Rapelang serves on the board of the listed subsidiary, Standard Chartered Bank Botswana, and has previously served as a non-executive director of African Leadership Academy (Mauritius), Project Literacy, New York (USA), and Nisela Capital (South Africa).

==Achievements==
Rapelang is considered to be a leading African technology entrepreneur. In 2019, the President of the Republic of South Africa, His Excellency Cyril Ramaphosa, stated “The problem with us as South Africans is that we always put ourselves down. We always think that we are not as good as we are. And sometimes we even think that we don’t have people who are at the cutting edge of knowledge. But we have them here. And Rapelang Rabana is one of those.” Early in her career, Rapelang was selected as an Endeavor ‘high-impact’ entrepreneur and as an Ambassador & Juror of the World Summit Awards In 2011, Rapelang was selected to be part of the Global Shapers Community of young leaders below 30, of the World Economic Forum.
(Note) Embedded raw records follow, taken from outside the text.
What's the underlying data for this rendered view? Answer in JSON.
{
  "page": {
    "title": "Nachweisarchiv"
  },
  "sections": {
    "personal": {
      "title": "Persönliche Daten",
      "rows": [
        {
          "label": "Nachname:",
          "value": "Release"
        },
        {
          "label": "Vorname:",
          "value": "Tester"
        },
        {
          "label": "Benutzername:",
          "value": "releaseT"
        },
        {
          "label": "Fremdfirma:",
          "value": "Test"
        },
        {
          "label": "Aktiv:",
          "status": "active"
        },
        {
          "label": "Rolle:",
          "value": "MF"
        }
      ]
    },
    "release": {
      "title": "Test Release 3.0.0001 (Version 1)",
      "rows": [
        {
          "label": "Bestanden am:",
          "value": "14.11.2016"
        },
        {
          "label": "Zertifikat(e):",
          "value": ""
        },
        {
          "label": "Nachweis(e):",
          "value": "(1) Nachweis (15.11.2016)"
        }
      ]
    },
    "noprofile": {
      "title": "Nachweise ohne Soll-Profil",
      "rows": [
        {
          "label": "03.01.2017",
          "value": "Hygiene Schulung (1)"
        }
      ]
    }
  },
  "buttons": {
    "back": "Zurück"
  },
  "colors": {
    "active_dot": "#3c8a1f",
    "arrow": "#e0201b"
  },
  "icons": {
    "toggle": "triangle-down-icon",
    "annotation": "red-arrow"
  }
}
She was invited to the Annual Meeting in Davos in 2012 where she spoke in the closing plenary, The Future Across Generations, alongside Muhammad Yunus and Klaus Schwab.

In 2012, she was listed on Oprah Magazine's O Power List. In 2013, she was listed on Forbes's 30 under 30 list for best entrepreneurs of Africa and appeared on the cover of the ForbesAfrica August 2013 issue. In 2014, Rapelang was named one of the Entrepreneurs of the World by the World Entrepreneurship Forum and invited to join the Harambe Entrepreneur Alliance. In 2017, Rapelang was selected as a Young Global Leader of the World Economic Forum.

==Thought Leadership==
Rapelang has shared her ideas on innovation, technology, entrepreneurship, and education, from an African perspective, on many platforms. She has authored the articles: Could young people be the immune system of the world? (2012); 5 ways universal internet access could transform Africa (2016); How Africa's entrepreneurs are changing the direction of globalization (2019); How to give start-ups a head-start (2019). She has also contributed chapters in the books The Other End of the Telescope by Ian Russell, and the collection, The Book Every Business Owner Must Read: It's Time for Different.

Rapelang gave the keynote address at the Gartner Symposium 2015 in Cape Town,. In 2016, she interviewed His Excellency President Paul Kagame of Rwanda at the World Economic Forum on Africa. As a business leader, Rapelang also presented at Accenture Innovation Conference (2017), the IMF Annual Meeting in Washington DC (2017), the BCXDisrupt Summit (2017) where she also shared a panel with Malcolm Gladwell and musician will.i.am, the Malta Innovation Summit (2019).